私は、彼の優しさに、胸が熱くなるのを感じた。
「はい…」
私は、静かに頷いた。もう、一人ではない。私には、クロード王子が、そして、本物のリリアーナがいる。
古城に到着すると、ヴァーレント王国の全権大使は、昨日と同じように、人形のように硬直したまま、椅子に座っていた。
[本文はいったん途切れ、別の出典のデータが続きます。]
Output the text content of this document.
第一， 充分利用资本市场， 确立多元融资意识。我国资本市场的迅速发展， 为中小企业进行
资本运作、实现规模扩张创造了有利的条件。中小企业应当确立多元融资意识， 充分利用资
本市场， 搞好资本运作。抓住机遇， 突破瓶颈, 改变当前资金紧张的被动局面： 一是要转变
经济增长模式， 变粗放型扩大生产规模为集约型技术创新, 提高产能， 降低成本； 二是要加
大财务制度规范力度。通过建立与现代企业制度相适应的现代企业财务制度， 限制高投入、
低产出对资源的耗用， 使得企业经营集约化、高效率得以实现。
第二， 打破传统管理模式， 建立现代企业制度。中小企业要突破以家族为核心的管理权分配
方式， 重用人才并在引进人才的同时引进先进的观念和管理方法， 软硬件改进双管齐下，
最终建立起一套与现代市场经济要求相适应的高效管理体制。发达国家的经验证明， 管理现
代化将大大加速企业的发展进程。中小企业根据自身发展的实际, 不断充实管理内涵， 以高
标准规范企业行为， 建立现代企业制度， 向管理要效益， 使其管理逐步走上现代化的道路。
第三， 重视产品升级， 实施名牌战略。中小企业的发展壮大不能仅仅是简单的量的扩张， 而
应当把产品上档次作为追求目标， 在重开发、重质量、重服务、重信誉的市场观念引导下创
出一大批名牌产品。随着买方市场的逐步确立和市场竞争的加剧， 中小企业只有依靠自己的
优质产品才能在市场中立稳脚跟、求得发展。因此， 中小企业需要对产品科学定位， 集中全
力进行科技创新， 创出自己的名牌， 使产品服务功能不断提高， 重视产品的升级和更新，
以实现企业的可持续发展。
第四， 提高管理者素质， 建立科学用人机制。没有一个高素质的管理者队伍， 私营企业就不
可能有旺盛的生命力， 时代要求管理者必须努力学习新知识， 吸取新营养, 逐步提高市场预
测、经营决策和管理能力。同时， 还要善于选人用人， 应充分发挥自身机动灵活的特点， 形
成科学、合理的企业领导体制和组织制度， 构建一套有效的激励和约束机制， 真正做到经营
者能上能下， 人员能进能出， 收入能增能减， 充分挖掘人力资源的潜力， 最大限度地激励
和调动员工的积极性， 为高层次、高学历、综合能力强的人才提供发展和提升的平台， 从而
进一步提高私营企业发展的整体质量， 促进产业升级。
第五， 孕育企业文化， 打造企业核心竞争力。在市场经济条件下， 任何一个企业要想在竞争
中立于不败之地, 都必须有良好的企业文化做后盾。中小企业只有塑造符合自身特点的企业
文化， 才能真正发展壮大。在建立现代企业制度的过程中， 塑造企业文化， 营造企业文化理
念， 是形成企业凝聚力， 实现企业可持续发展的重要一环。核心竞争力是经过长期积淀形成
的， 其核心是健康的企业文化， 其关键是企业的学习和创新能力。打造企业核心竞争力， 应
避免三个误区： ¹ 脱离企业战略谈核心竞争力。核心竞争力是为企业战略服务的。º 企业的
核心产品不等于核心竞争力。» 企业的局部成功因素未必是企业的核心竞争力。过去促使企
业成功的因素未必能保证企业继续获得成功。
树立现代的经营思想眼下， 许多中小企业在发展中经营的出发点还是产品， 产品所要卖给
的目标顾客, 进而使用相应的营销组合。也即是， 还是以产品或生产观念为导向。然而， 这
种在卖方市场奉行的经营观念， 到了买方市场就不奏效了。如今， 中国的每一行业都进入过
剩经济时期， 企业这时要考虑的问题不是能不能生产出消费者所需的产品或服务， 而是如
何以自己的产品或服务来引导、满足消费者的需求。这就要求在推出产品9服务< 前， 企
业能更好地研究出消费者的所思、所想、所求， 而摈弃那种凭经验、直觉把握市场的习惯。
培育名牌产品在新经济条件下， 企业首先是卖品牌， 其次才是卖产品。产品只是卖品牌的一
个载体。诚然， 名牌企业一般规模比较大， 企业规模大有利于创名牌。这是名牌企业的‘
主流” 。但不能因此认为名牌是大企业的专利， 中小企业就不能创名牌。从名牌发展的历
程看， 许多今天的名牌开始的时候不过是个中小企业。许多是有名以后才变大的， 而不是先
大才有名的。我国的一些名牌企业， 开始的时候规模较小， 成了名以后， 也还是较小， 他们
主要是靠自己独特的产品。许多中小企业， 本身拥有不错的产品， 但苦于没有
私たちが席に着くと、再び、千鶴の声が、空から響いた。
「へぇ、また来たんや。あんたら、ほんまに懲りへんなぁ」
千鶴の嘲笑に、私は、胸がざわつくのを感じた。
「でも、無駄やで。この交渉は、もう終わりや」
千鶴の声が、高らかに響く。
「この大使は、もうしゃべれへん。あんたらが、いくら説得しても、無駄や」
その言葉に、クロード王子の顔が、怒りで歪んだ。
「そうはさせない!」
その時、本物のリリアーナが、静かに立ち上がった。
「千鶴」
彼女の声は、静かで、しかし、強い意志に満ちていた。
「あなたに、一つ、聞きたいことがある」
千鶴の声は、一瞬、戸惑っているように聞こえた。
「あんたかいな、久しぶりやねぇ、で、なんや…?」
「前の世界で私の運命を操った時、あなたは、私に、一つの選択肢を与えたわね」
その言葉に、千鶴の声が、かすかに震えた。
「運命の鎖に縛られ続けるか、それとも、運命を自ら選び取りより悲惨な末路を迎えるか…」
本物のリリアーナは、そう言って、千鶴を、まっすぐに見つめた。
「私は、その後に与えられたもう1つの選択肢、””私の偽物に運命を背負わせる代わりに、1つ提案を飲んでもらう””これを選んでしまった」
彼女は、静かに、大使の方に歩み寄った。
「あなたは、この世界の運命を、新たな混沌で、書き換えようとしている。でも、それは、間違いよ」
「なんのことや…?」
千鶴の声は、明らかに動揺していた。
本物のリリアーナは、大使の頭に、静かに手を置いた。
「あなたは、大使の心を、操っている。ですが、彼の運命は、まだ、あなたのものにはなっていない」
その言葉に、千鶴が、声を荒げた。
「何を言うてるんや!この男は、わての人形や!」
「いいえ。あなたは、彼の『心』を支配することはできない。彼の『運命』を、歪ませることはできたとしても、彼の意志を、完全に消し去ることはできないのよ」
本物のリリアーナは、そう言って、大使の額に、光を放った。
「あの時、選択肢を受け入れ、身体を操られた私の『心』は混沌で、書き換えられた。でも」
私の顔を見て、本物のリリアーナは話し始めた。
「私の『心』はあなたの運命で上書きされた」
すると、大使の体が、震え始めた。彼の瞳に、かすかに、光が戻ってくるのが見えた。
「千鶴、あなたは、過去に、私を操った時も、同じことをした。私の運命を、歪ませた。でも、私の心までは、操ることができなかった」
本物のリリアーナは、そう言って、静かに、微笑んだ。
「あなたの狙いは、この世界に、混沌をもたらし、新たな物語を紡ぐこと。ですが、そのために、あなたは、この世界の運命を、過去に何度も、弄んできた」
本物のリリアーナは、そう言って、千鶴を、まっすぐに見つめた。
「あなたも、カミという、退屈な運命の鎖に、縛られているのよ。千鶴」
その言葉に、千鶴の声は、完全に沈黙した。
本物のリリアーナは、静かに、大使から手を離した。すると、大使は、深い呼吸を一つし、まるで長い眠りから覚めたかのように、意識を取り戻した。
「クロード殿下…リリアーナ様…」
彼は、困惑した表情で、私たちを見つめていた。
本物のリリアーナは、静かに、クロード王子に頷いた。
「千鶴の力を、一時的に、弱めることができたわ。今が、チャンスよ」
私たちは、この一瞬の隙に、戦争を止めることができるだろうか。